The rights and benefits enjoyed by PRC holders include traveling in and out of the Kingdom without restrictions and a separate visa, sponsoring residence and visitor visas for their families, recruiting domestic workers from abroad and sponsoring employment visas, owning real estate and private means of transportation, working in private sector companies, and changing jobs. However, they are not subject to free movement within the Gulf Cooperation Council (GCC) and are prohibited from working in positions that are limited to Saudi nationals.

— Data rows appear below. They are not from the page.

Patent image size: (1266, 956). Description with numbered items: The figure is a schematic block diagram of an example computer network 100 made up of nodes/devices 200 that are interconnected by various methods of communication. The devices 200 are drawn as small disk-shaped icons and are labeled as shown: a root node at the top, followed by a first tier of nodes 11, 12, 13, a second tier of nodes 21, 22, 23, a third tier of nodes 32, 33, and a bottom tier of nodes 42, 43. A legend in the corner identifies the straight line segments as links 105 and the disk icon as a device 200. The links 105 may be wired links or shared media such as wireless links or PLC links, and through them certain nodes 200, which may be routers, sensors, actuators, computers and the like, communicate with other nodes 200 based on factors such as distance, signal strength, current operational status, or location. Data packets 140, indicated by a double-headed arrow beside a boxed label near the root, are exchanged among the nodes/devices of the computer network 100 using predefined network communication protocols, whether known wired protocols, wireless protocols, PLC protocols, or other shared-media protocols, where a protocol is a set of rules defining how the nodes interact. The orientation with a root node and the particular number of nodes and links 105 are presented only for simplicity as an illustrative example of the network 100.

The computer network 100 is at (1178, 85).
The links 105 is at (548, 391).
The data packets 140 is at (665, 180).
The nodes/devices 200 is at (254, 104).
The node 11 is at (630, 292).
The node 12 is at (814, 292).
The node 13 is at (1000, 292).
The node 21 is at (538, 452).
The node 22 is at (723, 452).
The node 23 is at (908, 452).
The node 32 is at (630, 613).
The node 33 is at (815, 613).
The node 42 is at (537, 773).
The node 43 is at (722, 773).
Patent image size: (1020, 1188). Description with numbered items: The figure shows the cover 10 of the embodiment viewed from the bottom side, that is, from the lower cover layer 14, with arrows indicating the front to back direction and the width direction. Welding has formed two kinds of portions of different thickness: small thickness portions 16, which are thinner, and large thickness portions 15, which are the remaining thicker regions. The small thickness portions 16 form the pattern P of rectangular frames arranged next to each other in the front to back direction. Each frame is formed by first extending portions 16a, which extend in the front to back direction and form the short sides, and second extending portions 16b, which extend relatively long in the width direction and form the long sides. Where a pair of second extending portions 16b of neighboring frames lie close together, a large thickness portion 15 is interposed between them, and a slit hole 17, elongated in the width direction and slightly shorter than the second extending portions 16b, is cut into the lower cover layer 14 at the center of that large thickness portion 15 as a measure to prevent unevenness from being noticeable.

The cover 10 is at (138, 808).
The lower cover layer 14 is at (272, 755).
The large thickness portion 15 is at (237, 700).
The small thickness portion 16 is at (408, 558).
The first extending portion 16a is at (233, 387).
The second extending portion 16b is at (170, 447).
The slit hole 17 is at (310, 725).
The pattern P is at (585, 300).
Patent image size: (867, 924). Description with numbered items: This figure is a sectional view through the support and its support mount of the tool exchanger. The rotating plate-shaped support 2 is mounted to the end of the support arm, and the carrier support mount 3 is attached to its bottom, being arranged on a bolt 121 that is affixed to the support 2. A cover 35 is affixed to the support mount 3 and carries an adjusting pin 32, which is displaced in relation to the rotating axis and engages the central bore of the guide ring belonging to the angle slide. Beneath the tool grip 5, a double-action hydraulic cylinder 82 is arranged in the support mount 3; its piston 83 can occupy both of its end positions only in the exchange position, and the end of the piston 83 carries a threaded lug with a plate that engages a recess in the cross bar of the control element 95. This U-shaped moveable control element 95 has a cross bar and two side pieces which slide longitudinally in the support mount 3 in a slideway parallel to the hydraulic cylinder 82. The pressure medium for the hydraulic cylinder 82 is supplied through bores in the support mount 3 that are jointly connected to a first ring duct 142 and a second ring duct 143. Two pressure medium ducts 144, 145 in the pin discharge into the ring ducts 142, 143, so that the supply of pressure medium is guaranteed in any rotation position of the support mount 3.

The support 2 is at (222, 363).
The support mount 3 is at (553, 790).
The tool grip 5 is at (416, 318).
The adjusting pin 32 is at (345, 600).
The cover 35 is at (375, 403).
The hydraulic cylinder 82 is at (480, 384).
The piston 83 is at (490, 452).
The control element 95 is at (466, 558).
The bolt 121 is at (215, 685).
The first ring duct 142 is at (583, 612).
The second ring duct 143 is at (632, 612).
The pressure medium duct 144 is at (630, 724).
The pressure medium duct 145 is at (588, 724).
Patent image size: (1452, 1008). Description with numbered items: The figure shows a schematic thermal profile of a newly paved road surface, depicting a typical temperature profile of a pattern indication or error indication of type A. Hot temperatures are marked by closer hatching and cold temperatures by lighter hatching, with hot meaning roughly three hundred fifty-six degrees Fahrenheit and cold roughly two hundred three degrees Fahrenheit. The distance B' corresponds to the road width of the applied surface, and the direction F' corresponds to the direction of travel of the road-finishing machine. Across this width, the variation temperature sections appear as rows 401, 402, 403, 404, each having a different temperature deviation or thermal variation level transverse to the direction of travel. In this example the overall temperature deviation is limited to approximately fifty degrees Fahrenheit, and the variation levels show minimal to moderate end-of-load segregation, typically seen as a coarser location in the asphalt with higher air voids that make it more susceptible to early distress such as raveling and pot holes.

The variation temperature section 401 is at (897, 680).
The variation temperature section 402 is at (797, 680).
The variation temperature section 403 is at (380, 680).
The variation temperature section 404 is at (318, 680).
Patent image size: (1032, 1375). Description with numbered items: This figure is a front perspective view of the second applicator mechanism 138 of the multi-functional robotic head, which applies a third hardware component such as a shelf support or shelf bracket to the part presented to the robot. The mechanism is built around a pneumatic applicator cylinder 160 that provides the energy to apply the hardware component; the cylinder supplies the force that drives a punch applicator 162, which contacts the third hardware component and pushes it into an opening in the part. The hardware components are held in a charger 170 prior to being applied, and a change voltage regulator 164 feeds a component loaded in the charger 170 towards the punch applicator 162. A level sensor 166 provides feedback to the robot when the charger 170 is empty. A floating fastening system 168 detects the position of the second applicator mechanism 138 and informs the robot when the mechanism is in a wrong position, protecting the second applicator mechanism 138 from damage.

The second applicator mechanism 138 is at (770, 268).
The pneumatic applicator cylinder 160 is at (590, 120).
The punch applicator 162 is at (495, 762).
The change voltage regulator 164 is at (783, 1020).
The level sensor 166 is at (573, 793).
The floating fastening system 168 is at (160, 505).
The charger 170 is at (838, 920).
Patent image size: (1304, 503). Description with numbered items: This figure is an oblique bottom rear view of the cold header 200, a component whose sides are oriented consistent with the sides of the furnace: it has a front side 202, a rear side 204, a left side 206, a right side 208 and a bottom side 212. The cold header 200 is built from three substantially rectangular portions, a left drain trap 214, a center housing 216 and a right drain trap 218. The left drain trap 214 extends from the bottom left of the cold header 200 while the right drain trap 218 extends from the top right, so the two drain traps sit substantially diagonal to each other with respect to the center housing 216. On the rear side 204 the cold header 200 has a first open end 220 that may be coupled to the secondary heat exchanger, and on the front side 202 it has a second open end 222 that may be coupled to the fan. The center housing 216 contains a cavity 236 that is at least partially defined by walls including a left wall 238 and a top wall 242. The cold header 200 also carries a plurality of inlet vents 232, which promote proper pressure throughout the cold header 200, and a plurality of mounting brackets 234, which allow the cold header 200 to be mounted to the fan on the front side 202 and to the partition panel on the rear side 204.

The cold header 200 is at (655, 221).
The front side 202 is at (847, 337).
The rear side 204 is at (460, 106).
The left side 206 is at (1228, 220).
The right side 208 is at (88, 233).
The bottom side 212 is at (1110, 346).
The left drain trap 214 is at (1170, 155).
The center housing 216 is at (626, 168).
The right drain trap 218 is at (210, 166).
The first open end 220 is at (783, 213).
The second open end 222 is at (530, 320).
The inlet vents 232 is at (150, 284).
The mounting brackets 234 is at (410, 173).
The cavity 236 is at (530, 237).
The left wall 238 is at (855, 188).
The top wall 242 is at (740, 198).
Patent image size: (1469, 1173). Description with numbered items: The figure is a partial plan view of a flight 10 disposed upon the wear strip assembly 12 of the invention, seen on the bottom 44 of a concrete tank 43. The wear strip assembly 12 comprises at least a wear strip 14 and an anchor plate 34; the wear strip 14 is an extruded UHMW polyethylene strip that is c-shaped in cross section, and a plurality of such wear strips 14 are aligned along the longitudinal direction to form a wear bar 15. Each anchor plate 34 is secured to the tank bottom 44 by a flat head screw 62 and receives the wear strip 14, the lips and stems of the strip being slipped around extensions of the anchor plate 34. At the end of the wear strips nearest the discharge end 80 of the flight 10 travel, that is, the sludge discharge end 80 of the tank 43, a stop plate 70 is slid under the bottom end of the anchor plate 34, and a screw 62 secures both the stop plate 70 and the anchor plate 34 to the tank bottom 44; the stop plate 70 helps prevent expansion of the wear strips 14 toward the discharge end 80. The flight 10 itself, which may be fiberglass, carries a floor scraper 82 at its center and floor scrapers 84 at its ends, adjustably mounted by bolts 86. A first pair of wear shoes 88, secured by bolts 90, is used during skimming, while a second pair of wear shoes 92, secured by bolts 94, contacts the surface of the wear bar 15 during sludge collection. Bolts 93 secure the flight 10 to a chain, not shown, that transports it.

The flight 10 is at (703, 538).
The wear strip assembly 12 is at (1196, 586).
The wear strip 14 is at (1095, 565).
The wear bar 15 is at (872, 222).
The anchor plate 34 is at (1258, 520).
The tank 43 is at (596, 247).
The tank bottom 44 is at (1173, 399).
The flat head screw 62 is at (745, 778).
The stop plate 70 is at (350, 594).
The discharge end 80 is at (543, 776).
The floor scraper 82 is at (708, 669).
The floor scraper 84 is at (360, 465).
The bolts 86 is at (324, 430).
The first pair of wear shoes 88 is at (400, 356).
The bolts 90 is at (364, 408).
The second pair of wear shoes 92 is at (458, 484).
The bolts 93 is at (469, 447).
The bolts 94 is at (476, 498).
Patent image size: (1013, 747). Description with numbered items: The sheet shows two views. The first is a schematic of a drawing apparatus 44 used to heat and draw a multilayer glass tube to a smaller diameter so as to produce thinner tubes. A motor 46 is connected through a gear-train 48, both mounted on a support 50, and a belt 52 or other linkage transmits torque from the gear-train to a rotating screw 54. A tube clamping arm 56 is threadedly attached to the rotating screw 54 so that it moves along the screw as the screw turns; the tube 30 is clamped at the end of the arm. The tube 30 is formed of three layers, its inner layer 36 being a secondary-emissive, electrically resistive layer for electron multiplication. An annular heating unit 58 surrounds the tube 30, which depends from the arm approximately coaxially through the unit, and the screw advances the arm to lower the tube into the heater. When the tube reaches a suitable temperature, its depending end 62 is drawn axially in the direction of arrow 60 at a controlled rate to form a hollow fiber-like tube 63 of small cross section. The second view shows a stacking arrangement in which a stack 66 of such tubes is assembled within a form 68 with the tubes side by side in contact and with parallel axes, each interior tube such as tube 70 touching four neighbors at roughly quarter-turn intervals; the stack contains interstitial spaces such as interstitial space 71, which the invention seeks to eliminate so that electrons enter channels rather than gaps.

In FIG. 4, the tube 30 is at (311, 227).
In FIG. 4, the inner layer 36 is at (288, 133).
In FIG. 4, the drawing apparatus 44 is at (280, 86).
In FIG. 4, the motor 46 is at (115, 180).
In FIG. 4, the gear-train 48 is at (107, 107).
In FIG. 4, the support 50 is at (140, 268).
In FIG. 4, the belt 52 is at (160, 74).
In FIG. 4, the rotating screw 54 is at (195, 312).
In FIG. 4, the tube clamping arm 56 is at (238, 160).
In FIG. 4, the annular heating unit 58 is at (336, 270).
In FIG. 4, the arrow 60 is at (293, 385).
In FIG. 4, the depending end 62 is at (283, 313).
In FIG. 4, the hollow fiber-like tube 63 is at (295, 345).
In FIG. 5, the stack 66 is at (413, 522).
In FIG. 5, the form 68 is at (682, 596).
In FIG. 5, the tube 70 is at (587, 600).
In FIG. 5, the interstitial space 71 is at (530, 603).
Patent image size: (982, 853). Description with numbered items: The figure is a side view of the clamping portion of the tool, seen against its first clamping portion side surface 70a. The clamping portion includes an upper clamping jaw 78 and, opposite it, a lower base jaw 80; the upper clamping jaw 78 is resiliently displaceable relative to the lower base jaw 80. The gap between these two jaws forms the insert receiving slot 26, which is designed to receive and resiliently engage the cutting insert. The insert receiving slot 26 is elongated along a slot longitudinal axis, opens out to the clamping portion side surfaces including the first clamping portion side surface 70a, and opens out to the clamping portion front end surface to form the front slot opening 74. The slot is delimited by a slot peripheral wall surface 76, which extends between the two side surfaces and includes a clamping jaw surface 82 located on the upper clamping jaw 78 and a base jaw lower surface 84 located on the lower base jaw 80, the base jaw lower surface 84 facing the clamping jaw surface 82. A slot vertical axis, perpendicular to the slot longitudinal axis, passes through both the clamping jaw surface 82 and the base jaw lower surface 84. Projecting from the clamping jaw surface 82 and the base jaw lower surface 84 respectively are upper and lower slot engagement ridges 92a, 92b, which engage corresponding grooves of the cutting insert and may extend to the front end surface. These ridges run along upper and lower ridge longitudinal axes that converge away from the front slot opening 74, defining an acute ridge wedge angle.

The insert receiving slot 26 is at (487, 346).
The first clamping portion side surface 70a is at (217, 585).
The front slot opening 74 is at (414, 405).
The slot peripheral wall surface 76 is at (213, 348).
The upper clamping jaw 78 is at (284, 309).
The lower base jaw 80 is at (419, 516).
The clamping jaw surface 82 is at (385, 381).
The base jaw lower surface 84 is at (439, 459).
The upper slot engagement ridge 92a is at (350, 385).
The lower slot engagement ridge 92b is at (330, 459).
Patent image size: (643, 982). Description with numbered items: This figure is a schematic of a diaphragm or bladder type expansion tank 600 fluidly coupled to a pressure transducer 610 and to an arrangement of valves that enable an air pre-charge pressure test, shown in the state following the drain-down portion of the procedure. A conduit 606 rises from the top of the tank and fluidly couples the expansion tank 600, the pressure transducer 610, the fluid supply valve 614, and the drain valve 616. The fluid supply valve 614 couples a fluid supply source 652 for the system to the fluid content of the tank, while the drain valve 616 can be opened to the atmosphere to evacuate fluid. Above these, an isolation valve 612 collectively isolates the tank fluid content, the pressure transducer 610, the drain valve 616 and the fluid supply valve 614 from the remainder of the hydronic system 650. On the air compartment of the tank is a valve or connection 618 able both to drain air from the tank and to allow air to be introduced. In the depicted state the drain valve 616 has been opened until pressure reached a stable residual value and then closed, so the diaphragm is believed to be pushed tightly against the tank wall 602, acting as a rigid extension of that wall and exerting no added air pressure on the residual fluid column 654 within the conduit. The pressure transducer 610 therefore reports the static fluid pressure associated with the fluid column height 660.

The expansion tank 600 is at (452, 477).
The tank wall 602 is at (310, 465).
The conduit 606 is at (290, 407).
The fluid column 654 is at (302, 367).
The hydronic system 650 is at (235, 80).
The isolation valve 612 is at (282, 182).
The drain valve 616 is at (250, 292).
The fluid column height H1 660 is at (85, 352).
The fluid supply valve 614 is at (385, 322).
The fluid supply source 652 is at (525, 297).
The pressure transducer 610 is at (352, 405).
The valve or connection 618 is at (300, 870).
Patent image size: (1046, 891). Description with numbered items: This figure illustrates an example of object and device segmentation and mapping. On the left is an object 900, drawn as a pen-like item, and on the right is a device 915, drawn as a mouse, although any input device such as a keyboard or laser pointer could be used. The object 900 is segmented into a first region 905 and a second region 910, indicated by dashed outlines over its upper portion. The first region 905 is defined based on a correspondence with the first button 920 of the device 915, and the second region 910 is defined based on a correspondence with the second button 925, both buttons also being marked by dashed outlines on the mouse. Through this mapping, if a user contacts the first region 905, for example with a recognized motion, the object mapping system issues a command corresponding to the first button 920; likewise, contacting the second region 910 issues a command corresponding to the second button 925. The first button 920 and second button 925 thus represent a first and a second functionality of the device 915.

The new residency program makes it clear that the Kingdom aims to attract long-term foreign investment to help diversify its economy in response to fluctuating oil prices. The Kingdom aims to increase domestic spending by attracting wealthy and high-skilled expats and entrepreneurs, who will play an active role in supporting the Kingdom’s economy and strengthening state revenue.

United Arab Emirates

First Permanent Residence Program Unveiled

The United Arab Emirates (UAE) recently introduced its new Golden Card permanent residence program to attract foreign investors and exceptional talent, including top doctors, engineers, scientists, and researchers and high-performing students. Permanent residence would also be offered to spouses and children of eligible applicants.

The Golden Card program is developed out of a program implemented last year to provide long-term visas to qualifying investors, specialists, and students. The initial grants of permanent residency will likely be for business people and students who are already in the UAE and who will be given the opportunity to change their status and obtain a Golden Card.

UAE officials have confirmed that the first group of 6,800 investors from over 70 countries have been offered permanent residency pursuant to the Golden Card program.